Wie gerecht ist das Investieren?
Von Helga Baechler
„Es ist schon verrückt, wenn man an der Börse mehr verdient als im Job. Steuerfrei. Das ist doch ungerecht!“
Diese Debatte führte ich kürzlich im Rahmen einer privaten Unterhaltung. Wie gerecht ist es, dass man an der Börse Kapitalgewinne ohne aktive Arbeit erzielen kann? Und dass diese nicht als Einkommen versteuert werden müssen?
Auf den ersten Blick scheint die Sache klar: Wer jeden Tag früh aufsteht, pendelt, Überstunden macht und Einkommenssteuer zahlt, trägt mit ehrlicher Arbeit zur Gesellschaft bei und tauscht Zeit gegen Geld. Wer dagegen in Aktien investiert, erzielt mitunter höhere Gewinne und zahlt auf Kursgewinne keine Steuern, erst im Rahmen der Vermögenssteuer. Ein Missverhältnis? Vielleicht. Aber nur, wenn man die ganze Geschichte nicht betrachtet.
Investieren ist nicht das Gegenteil von Arbeiten. Wer anlegt, verzichtet auf ein Stück Sicherheit, trägt Risiko, denkt langfristig und vertraut auf Märkte, Menschen und Fortschritt. Rendite ist kein Geschenk, sondern die Belohnung für Geduld und Mut. Für Durchhaltevermögen, den bewussten Verzicht auf Konsum und die Bereitschaft, Risiko zu tragen. Investieren bedeutet, auf kurzfristige Belohnungen zu verzichten, um langfristig grössere Gewinne zu erzielen. Ähnlich wie im bekannten Marshmallow-Test zur Impulskontrolle.
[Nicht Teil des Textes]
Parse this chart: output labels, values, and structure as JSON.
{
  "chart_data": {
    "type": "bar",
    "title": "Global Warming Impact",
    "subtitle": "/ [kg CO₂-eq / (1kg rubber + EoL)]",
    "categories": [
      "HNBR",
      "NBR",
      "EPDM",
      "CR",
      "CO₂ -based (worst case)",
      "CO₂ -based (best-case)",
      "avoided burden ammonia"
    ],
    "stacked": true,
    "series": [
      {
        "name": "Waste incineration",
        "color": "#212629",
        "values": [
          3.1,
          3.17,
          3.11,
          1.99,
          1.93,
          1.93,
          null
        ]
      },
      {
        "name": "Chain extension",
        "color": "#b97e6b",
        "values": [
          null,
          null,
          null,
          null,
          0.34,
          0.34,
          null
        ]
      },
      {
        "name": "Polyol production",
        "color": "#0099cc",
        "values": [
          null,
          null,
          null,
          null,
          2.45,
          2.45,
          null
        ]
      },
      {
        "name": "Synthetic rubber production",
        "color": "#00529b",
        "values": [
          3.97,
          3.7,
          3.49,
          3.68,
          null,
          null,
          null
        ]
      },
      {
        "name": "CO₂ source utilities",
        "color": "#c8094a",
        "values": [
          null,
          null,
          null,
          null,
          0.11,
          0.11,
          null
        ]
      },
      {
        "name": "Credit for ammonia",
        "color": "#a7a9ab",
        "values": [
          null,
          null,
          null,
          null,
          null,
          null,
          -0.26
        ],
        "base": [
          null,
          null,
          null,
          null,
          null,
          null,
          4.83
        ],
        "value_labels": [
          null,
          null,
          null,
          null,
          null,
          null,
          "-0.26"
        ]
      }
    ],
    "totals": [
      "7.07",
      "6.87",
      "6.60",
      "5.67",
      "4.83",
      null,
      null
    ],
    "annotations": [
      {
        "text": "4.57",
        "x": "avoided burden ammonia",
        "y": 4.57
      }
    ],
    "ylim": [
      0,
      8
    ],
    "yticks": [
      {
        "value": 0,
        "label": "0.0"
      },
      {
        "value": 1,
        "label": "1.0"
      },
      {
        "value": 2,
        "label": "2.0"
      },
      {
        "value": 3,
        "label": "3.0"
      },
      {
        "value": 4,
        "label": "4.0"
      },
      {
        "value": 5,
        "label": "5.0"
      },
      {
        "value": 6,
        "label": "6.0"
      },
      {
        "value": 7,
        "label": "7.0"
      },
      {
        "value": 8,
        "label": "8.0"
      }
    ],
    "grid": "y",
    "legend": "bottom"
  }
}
Wer impulsives Kaufen vermeidet und langfristig denkt, profitiert vom Zinseszinseffekt und finanzieller Freiheit in der Zukunft. Investieren ist also nicht in erster Linie eine Frage des Geldes, sondern des Mindsets.
Die Kapitalmärkte sind heute demokratischer als je zuvor. Was früher nur Banken und Vermögenden vorbehalten war, steht nun jedem offen. Mit einem Smartphone, einer App und ein paar Hundert Franken, teilweise ohne Depotgebühren und mit sehr günstigen Orderkosten. Die Börse ist demokratisch geworden. Sie bestraft niemanden, sie bevorzugt niemanden. Sie ist für alle gleich. Ob Millionär oder Arbeiter, Supermodel oder Hausfrau. Die Regeln ändern sich nicht. Sie belohnt jene, die Verantwortung für ihr Geld übernehmen.
Das ist keine Ungerechtigkeit, sondern ein Ausdruck moderner Fairness. Die Regeln gelten für alle. Wer sich bildet, spart und investiert, profitiert. Wer lieber konsumiert, trägt ein anderes Risiko. Das, nie finanziell unabhängig zu werden.
Kapitalerträge sind keine unverdienten Privilegien. Wer Firmen als Aktionärin oder Aktionär mitfinanziert, trägt dazu bei, dass neue Arbeitsplätze entstehen, dass Innovation gefördert wird, dass Wachstum möglich ist. Vielleicht war Reichtum durch Arbeit das Ideal unserer Eltern. Finanzielle Freiheit durch Kapital ist das Werkzeug unserer Zeit.